I've been using the RDA deck on my Subtank for a while and am loving it.
Lately tho, my new wicks taste burnt after about 1 tank of juice. And when I look at the wick, it is burnt looking by the coil.
I never had this issue in the past, but since i changed to the CoilMaster cotton that came with my coiling kit, every one tastes burnt.
Is this just an issue with the cotton or could there be something else I'm doing wrong?


----------



## Riaz (8/2/16)

HalfLifeZA said:


> I've been using the RDA deck on my Subtank for a while and am loving it.
> Lately tho, my new wicks taste burnt after about 1 tank of juice. And when I look at the wick, it is burnt looking by the coil.
> I never had this issue in the past, but since i changed to the CoilMaster cotton that came with my coiling kit, every one tastes burnt.
> Is this just an issue with the cotton or could there be something else I'm doing wrong?


Burnt wicks are generally caused by them not wicking quick enough 

Are you using the same amount of wick as before?

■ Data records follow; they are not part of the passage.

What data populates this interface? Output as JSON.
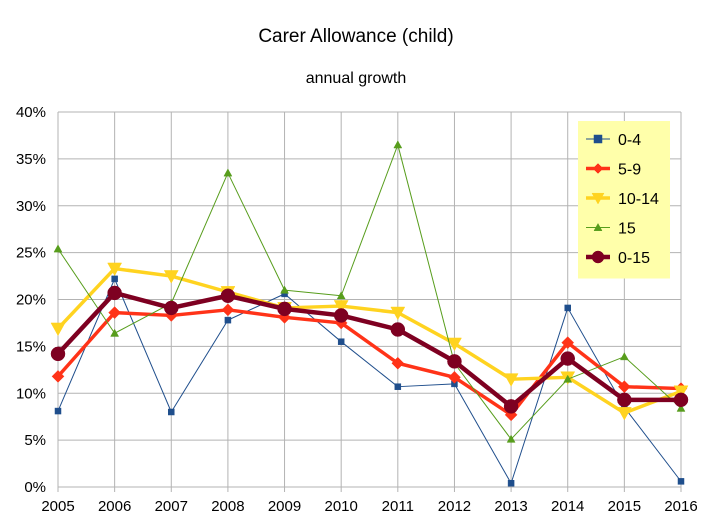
{
  "chart_data": {
    "type": "line",
    "title": "Carer Allowance (child)",
    "subtitle": "annual growth",
    "xlabel": "",
    "ylabel": "",
    "x": [
      "2005",
      "2006",
      "2007",
      "2008",
      "2009",
      "2010",
      "2011",
      "2012",
      "2013",
      "2014",
      "2015",
      "2016"
    ],
    "ylim": [
      0,
      40
    ],
    "yticks": [
      "0%",
      "5%",
      "10%",
      "15%",
      "20%",
      "25%",
      "30%",
      "35%",
      "40%"
    ],
    "grid": true,
    "legend_position": "top-right",
    "legend_background": "#ffffaa",
    "series": [
      {
        "name": "0-4",
        "color": "#1f4e8c",
        "marker": "square",
        "width": 1,
        "values": [
          8.1,
          22.2,
          8.0,
          17.8,
          20.6,
          15.5,
          10.7,
          11.0,
          0.4,
          19.1,
          8.5,
          0.6
        ]
      },
      {
        "name": "5-9",
        "color": "#ff3318",
        "marker": "diamond",
        "width": 3.5,
        "values": [
          11.8,
          18.6,
          18.3,
          18.9,
          18.1,
          17.5,
          13.2,
          11.7,
          7.7,
          15.4,
          10.7,
          10.5
        ]
      },
      {
        "name": "10-14",
        "color": "#ffd320",
        "marker": "triangle-down",
        "width": 3.5,
        "values": [
          16.9,
          23.3,
          22.5,
          20.8,
          19.1,
          19.3,
          18.6,
          15.3,
          11.5,
          11.7,
          7.9,
          10.2
        ]
      },
      {
        "name": "15",
        "color": "#579d1c",
        "marker": "triangle-up",
        "width": 1,
        "values": [
          25.4,
          16.4,
          19.6,
          33.5,
          21.0,
          20.4,
          36.5,
          13.2,
          5.1,
          11.5,
          13.9,
          8.4
        ]
      },
      {
        "name": "0-15",
        "color": "#7e0021",
        "marker": "circle",
        "width": 4.5,
        "values": [
          14.2,
          20.7,
          19.1,
          20.4,
          19.0,
          18.3,
          16.8,
          13.4,
          8.6,
          13.7,
          9.3,
          9.3
        ]
      }
    ]
  }
}
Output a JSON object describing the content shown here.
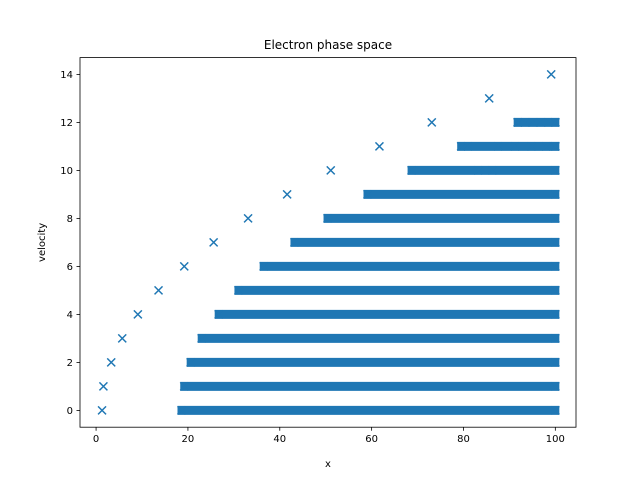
{
  "chart_data": {
    "type": "scatter",
    "title": "Electron phase space",
    "xlabel": "x",
    "ylabel": "velocity",
    "xlim": [
      -3.5,
      104.5
    ],
    "ylim": [
      -0.7,
      14.7
    ],
    "xticks": [
      0,
      20,
      40,
      60,
      80,
      100
    ],
    "yticks": [
      0,
      2,
      4,
      6,
      8,
      10,
      12,
      14
    ],
    "grid": false,
    "marker": "x",
    "color": "#1f77b4",
    "series": [
      {
        "points": [
          {
            "x": 1.3,
            "y": 0
          },
          {
            "x": 1.6,
            "y": 1
          },
          {
            "x": 3.3,
            "y": 2
          },
          {
            "x": 5.7,
            "y": 3
          },
          {
            "x": 9.1,
            "y": 4
          },
          {
            "x": 13.6,
            "y": 5
          },
          {
            "x": 19.2,
            "y": 6
          },
          {
            "x": 25.6,
            "y": 7
          },
          {
            "x": 33.1,
            "y": 8
          },
          {
            "x": 41.6,
            "y": 9
          },
          {
            "x": 51.1,
            "y": 10
          },
          {
            "x": 61.7,
            "y": 11
          },
          {
            "x": 73.1,
            "y": 12
          },
          {
            "x": 85.6,
            "y": 13
          },
          {
            "x": 99.1,
            "y": 14
          },
          {
            "x": 83.2,
            "y": 10
          },
          {
            "x": 86.3,
            "y": 10
          },
          {
            "x": 81.0,
            "y": 11
          },
          {
            "x": 87.5,
            "y": 11
          },
          {
            "x": 91.2,
            "y": 11
          },
          {
            "x": 94.8,
            "y": 11
          },
          {
            "x": 98.0,
            "y": 11
          },
          {
            "x": 100.0,
            "y": 11
          },
          {
            "x": 91.8,
            "y": 12
          },
          {
            "x": 93.4,
            "y": 12
          },
          {
            "x": 95.1,
            "y": 12
          },
          {
            "x": 96.9,
            "y": 12
          },
          {
            "x": 98.5,
            "y": 12
          },
          {
            "x": 100.0,
            "y": 12
          }
        ],
        "bands": [
          {
            "y": 0,
            "x_from": 18.6,
            "x_to": 100
          },
          {
            "y": 1,
            "x_from": 19.2,
            "x_to": 100
          },
          {
            "y": 2,
            "x_from": 20.6,
            "x_to": 100
          },
          {
            "y": 3,
            "x_from": 23.0,
            "x_to": 100
          },
          {
            "y": 4,
            "x_from": 26.7,
            "x_to": 100
          },
          {
            "y": 5,
            "x_from": 31.0,
            "x_to": 100
          },
          {
            "y": 6,
            "x_from": 36.5,
            "x_to": 100
          },
          {
            "y": 7,
            "x_from": 43.2,
            "x_to": 100
          },
          {
            "y": 8,
            "x_from": 50.4,
            "x_to": 100
          },
          {
            "y": 9,
            "x_from": 59.1,
            "x_to": 100
          },
          {
            "y": 10,
            "x_from": 68.7,
            "x_to": 100
          },
          {
            "y": 11,
            "x_from": 79.5,
            "x_to": 100
          },
          {
            "y": 12,
            "x_from": 91.8,
            "x_to": 100
          }
        ]
      }
    ]
  }
}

Post a pic or 3 of your deck so we can have a look and advise from there.


----------



## HalfLifeZA (8/2/16)

I'll post some pics later. I think I am using the same amount of wick. In fact, my last try, I used a lot more to see if that was the problem, but it burnt even quicker. I had absolutely no issues when I was using the Kanger cotton I got when I bought the pre-rolled coils for the RDA


----------



## HalfLifeZA (9/2/16)

Update,
I tried cotton bacon for the 1st time last night and all my troubles are over! No more burning and much better taste.
I am now officially a fan of cotton bacon v2

Reactions: Like 2 | Agree 1 | Winner 1


----------



## BibbyBubbly (9/2/16)

HalfLifeZA said:


> Update,
> I tried cotton bacon for the 1st time last night and all my troubles are over! No more burning and much better taste.
> I am now officially a fan of cotton bacon v2


Hi @HalfLifeZA . I have had the exact same problem numerous times and every single time its because I threaded through to much cotton. But if I wick it to loose I get hectic spit-back and after 1 tank I gurgling sound. Trail and error I guess!! Glad you came right with the cotton bacon, I must still try the sample I got from Vape Club.


----------



## HalfLifeZA (9/2/16)

@BibbyBubbly definitely try the cotton bacon!! I wicked a tank and a dripper last night and both are working better than ever now!

Reactions: Like 1


----------



## jguile415 (9/2/16)

Dove cotton balls FTW! R25 for a year's supply of wick

Reactions: Like 1 | Funny 1


----------



## jguile415 (11/2/16)

I wick all my coils with dove cotton... it rocks!


----------



## HalfLifeZA (12/2/16)

@jguile415 do yourself a favour and try cotton bacon v2. I thought other wicking material was good, but now I know different!


----------